This unusually rainy spring and early summer probably won't last all season, so I know I'll be doing plenty of watering this month. That's especially true for everything in containers (except for succulents), and for annuals in-ground.  I'll also be keeping a close eye on perennials and woodies I planted in this spring.  But I won't make the mistake I see so many neighbors making - using a fine spray on the foliage, when deep watering of the root zone is what's needed.  Oh, and hand-watering of lawns - really?  Click here for more about watering without wasting water.


I'll confess that weeding is actually my favorite thing to do in the garden - so meditative!  And I come by it honestly - my mother loved it, too.  After she moved into a condo with a teeny-tiny yard, she used to beg me to drive the 100 miles north from Richmond just to do some weeding in my garden.  Sure, Mom, go for it!

I DO prefer weeding in the morning before it gets too hot.  I used to have to limit myself to no more than 30 minutes at a time - to save my aging back - but now that my own yard is downsized, I can weed the whole thing in under 30 minutes.  (Though honestly, for this compulsive gardener there's not ENOUGH weeding to do, so I've adopted the gardens of two of my neighbors, and started weeding in front of the neighborhood community center, too.  I can't stop myself.)

I especially like to weed soon after it's rained, because it's so much easier to remove the whole weed, roots and all.  And if you don't remove the weed, well, what's the point?

This bed of petunias gets fed weekly and watered almost daily.


I'm feeding my annuals every other week and will continue through August.  And one plant I'm feeding every single week is the hardy banana.  Not that it needs it that often; I'm curious to find out how tall it can get.  They're soooo dramatic!

Pruning Perennials

Early this month I'll cut back my asters for the last time, to keep them shorter so they don't flop over.  Ditto for tall Sedums like 'Autumn Joy.'  Click here to learn how.

Prune Shrubs Soon

Early July is still not too late to prune spring-bloomers like Azaleas.   If you wait until later in the month you might be removing next year's blooms.

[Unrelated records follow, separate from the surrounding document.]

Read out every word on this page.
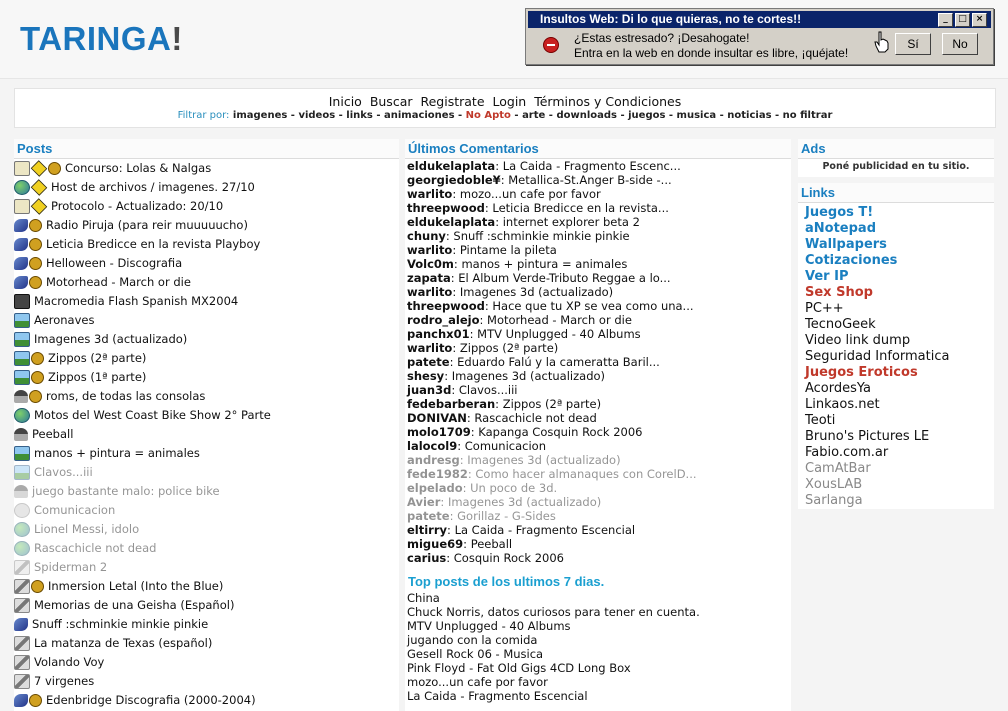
TARINGA!
Insultos Web: Di lo que quieras, no te cortes!!	_	□ ×
¿Estas estresado? ¡Desahogate!
Entra en la web en donde insultar es libre, ¡quéjate!
Sí	No
Inicio Buscar Registrate Login Términos y Condiciones
Filtrar por: imagenes - videos - links - animaciones - No Apto - arte - downloads - juegos - musica - noticias - no filtrar
Posts
Concurso: Lolas & Nalgas
Host de archivos / imagenes. 27/10
Protocolo - Actualizado: 20/10
Radio Piruja (para reir muuuuucho)
Leticia Bredicce en la revista Playboy
Helloween - Discografia
Motorhead - March or die
Macromedia Flash Spanish MX2004
Aeronaves
Imagenes 3d (actualizado)
Zippos (2ª parte)
Zippos (1ª parte)
roms, de todas las consolas
Motos del West Coast Bike Show 2° Parte
Peeball
manos + pintura = animales
Clavos...iii
juego bastante malo: police bike
Comunicacion
Lionel Messi, idolo
Rascachicle not dead
Spiderman 2
Inmersion Letal (Into the Blue)
Memorias de una Geisha (Español)
Snuff :schminkie minkie pinkie
La matanza de Texas (español)
Volando Voy
7 virgenes
Edenbridge Discografia (2000-2004)
Últimos Comentarios
eldukelaplata: La Caida - Fragmento Escenc...
georgiedoble¥: Metallica-St.Anger B-side -...
warlito: mozo...un cafe por favor
threepwood: Leticia Bredicce en la revista...
eldukelaplata: internet explorer beta 2
chuny: Snuff :schminkie minkie pinkie
warlito: Pintame la pileta
Volc0m: manos + pintura = animales
zapata: El Album Verde-Tributo Reggae a lo...
warlito: Imagenes 3d (actualizado)
threepwood: Hace que tu XP se vea como una...
rodro_alejo: Motorhead - March or die
panchx01: MTV Unplugged - 40 Albums
warlito: Zippos (2ª parte)
patete: Eduardo Falú y la cameratta Baril...
shesy: Imagenes 3d (actualizado)
juan3d: Clavos...iii
fedebarberan: Zippos (2ª parte)
DONIVAN: Rascachicle not dead
molo1709: Kapanga Cosquin Rock 2006
lalocol9: Comunicacion
andresg: Imagenes 3d (actualizado)
fede1982: Como hacer almanaques con CorelD...
elpelado: Un poco de 3d.
Avier: Imagenes 3d (actualizado)
patete: Gorillaz - G-Sides
eltirry: La Caida - Fragmento Escencial
migue69: Peeball
carius: Cosquin Rock 2006
Top posts de los ultimos 7 dias.
China
Chuck Norris, datos curiosos para tener en cuenta.
MTV Unplugged - 40 Albums
jugando con la comida
Gesell Rock 06 - Musica
Pink Floyd - Fat Old Gigs 4CD Long Box
mozo...un cafe por favor
La Caida - Fragmento Escencial
Ads
Poné publicidad en tu sitio.
Links
Juegos T!
aNotepad
Wallpapers
Cotizaciones
Ver IP
Sex Shop
PC++
TecnoGeek
Video link dump
Seguridad Informatica
Juegos Eroticos
AcordesYa
Linkaos.net
Teoti
Bruno's Pictures LE
Fabio.com.ar
CamAtBar
XousLAB
Sarlanga
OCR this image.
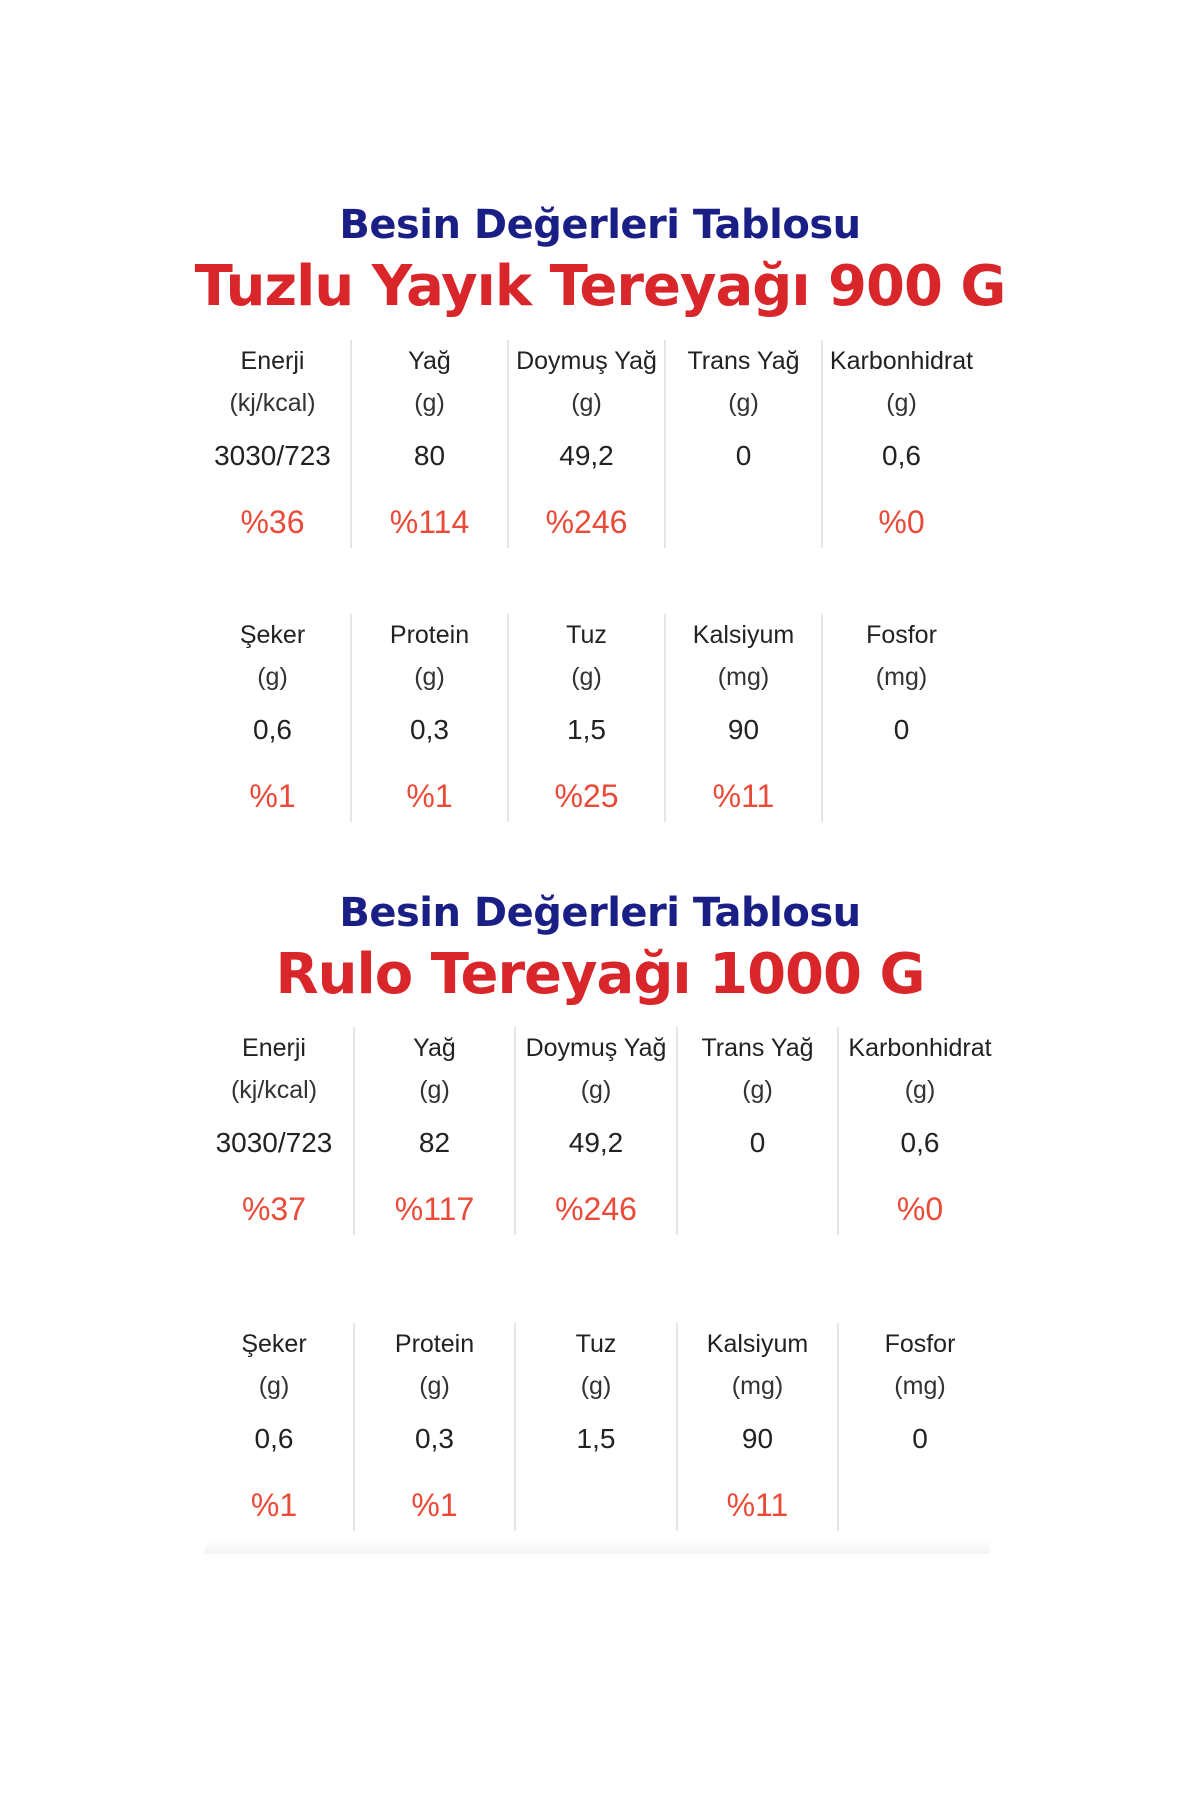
Besin Değerleri Tablosu
Tuzlu Yayık Tereyağı 900 G
Enerji
(kj/kcal)
3030/723
%36
Yağ
(g)
80
%114
Doymuş Yağ
(g)
49,2
%246
Trans Yağ
(g)
0
Karbonhidrat
(g)
0,6
%0
Şeker
(g)
0,6
%1
Protein
(g)
0,3
%1
Tuz
(g)
1,5
%25
Kalsiyum
(mg)
90
%11
Fosfor
(mg)
0
Besin Değerleri Tablosu
Rulo Tereyağı 1000 G
Enerji
(kj/kcal)
3030/723
%37
Yağ
(g)
82
%117
Doymuş Yağ
(g)
49,2
%246
Trans Yağ
(g)
0
Karbonhidrat
(g)
0,6
%0
Şeker
(g)
0,6
%1
Protein
(g)
0,3
%1
Tuz
(g)
1,5
Kalsiyum
(mg)
90
%11
Fosfor
(mg)
0
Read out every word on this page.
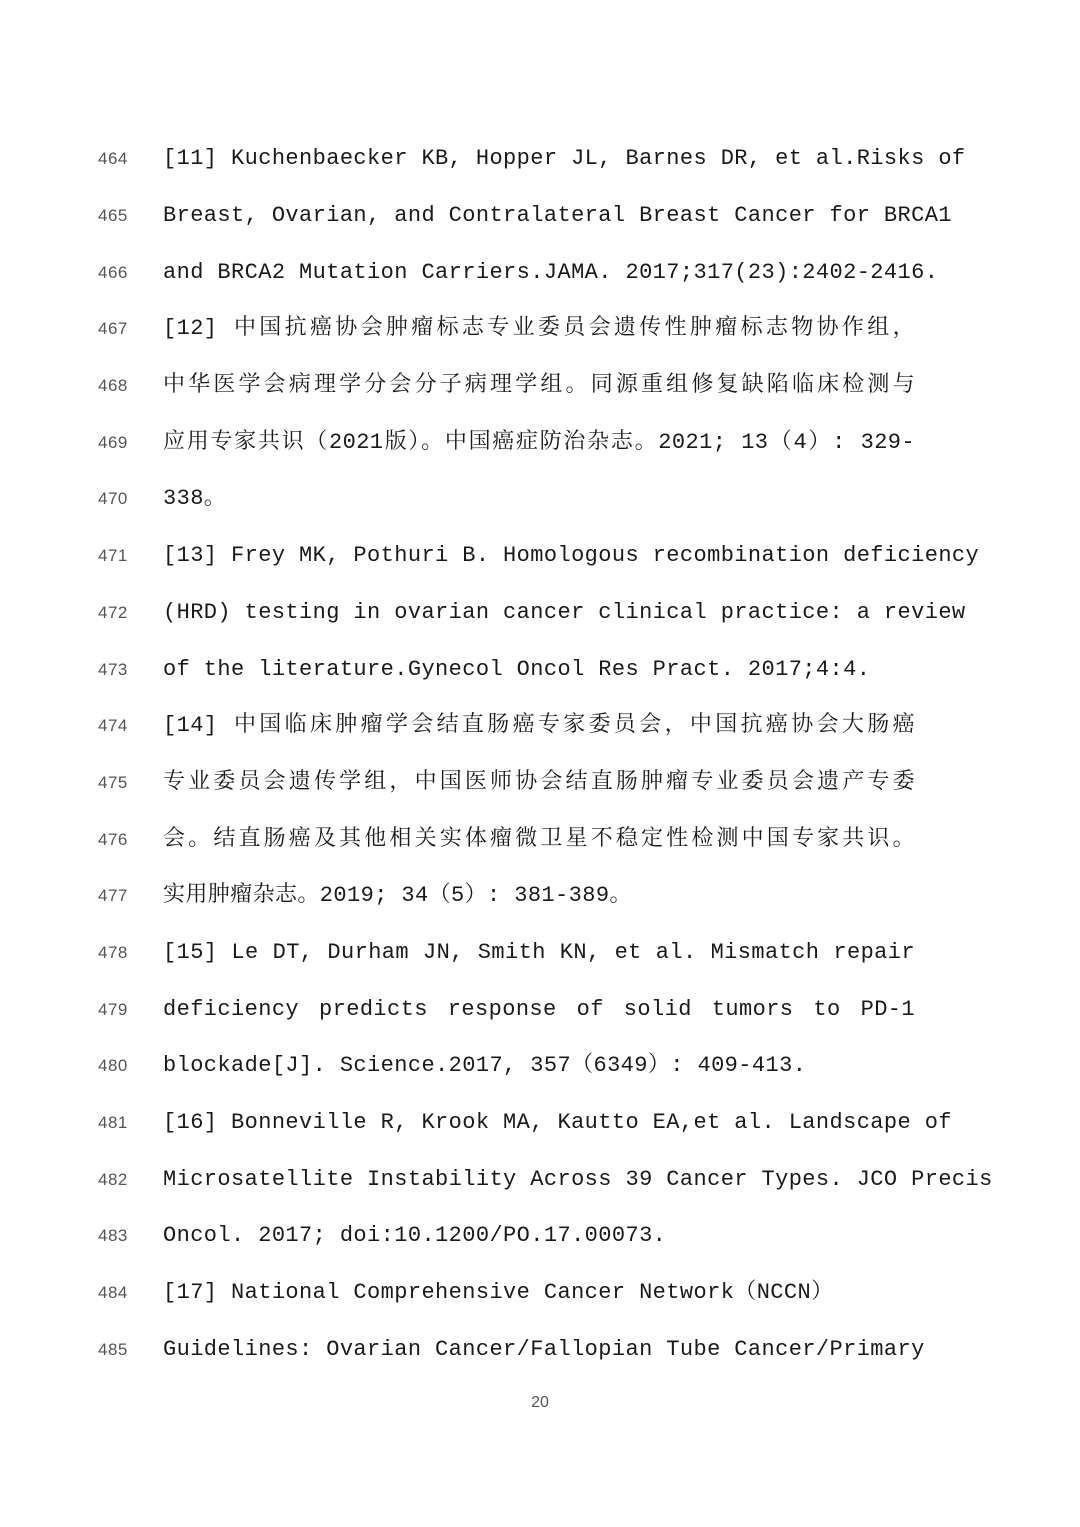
464	[11] Kuchenbaecker KB, Hopper JL, Barnes DR, et al.Risks of
465	Breast, Ovarian, and Contralateral Breast Cancer for BRCA1
466	and BRCA2 Mutation Carriers.JAMA. 2017;317(23):2402-2416.
467	[12] 中国抗癌协会肿瘤标志专业委员会遗传性肿瘤标志物协作组，
468	中华医学会病理学分会分子病理学组。同源重组修复缺陷临床检测与
469	应用专家共识（2021版）。中国癌症防治杂志。2021; 13（4）: 329-
470	338。
471	[13] Frey MK, Pothuri B. Homologous recombination deficiency
472	(HRD) testing in ovarian cancer clinical practice: a review
473	of the literature.Gynecol Oncol Res Pract. 2017;4:4.
474	[14] 中国临床肿瘤学会结直肠癌专家委员会，中国抗癌协会大肠癌
475	专业委员会遗传学组，中国医师协会结直肠肿瘤专业委员会遗产专委
476	会。结直肠癌及其他相关实体瘤微卫星不稳定性检测中国专家共识。
477	实用肿瘤杂志。2019; 34（5）: 381-389。
478	[15] Le DT, Durham JN, Smith KN, et al. Mismatch repair
479	deficiency predicts response of solid tumors to PD-1
480	blockade[J]. Science.2017, 357（6349）: 409-413.
481	[16] Bonneville R, Krook MA, Kautto EA,et al. Landscape of
482	Microsatellite Instability Across 39 Cancer Types. JCO Precis
483	Oncol. 2017; doi:10.1200/PO.17.00073.
484	[17] National Comprehensive Cancer Network（NCCN）
485	Guidelines: Ovarian Cancer/Fallopian Tube Cancer/Primary
20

I give a qualified "yes" to the question of whether it's okay to plant in July.  It's okay ONLY if you'll be in town to water the new or recently moved plants regularly and carefully (or have somehow do it for you when you're away).  As to how often, here's a guesstimate for newly planted plants in July: Every day for the first week or so, and every other day for another week, then weekly for the rest of the summer.  That assumes there's insufficient rain, of course, but here's another caution:  Quick thunderstorms don't count!  In fact, showers don't count, either.  Only long, steady rains soak deeply enough into the soil to replace the kind of direct-to-the-root-zone hand-watering that the gardener would do to prevent mid-summer plant death.  A rain gauge is a fabulous aide in judging whether a precipitation event will replace a good watering.

Another tip for keeping newly planted plants alive in the hot sun is to provide some sort of shade for them, at least initially.  I've used a sheet supported by lawn chairs and I’ve seen others use thick landscape fabric for this purpose.  Whatever it takes, it’s worth trying to provide shade.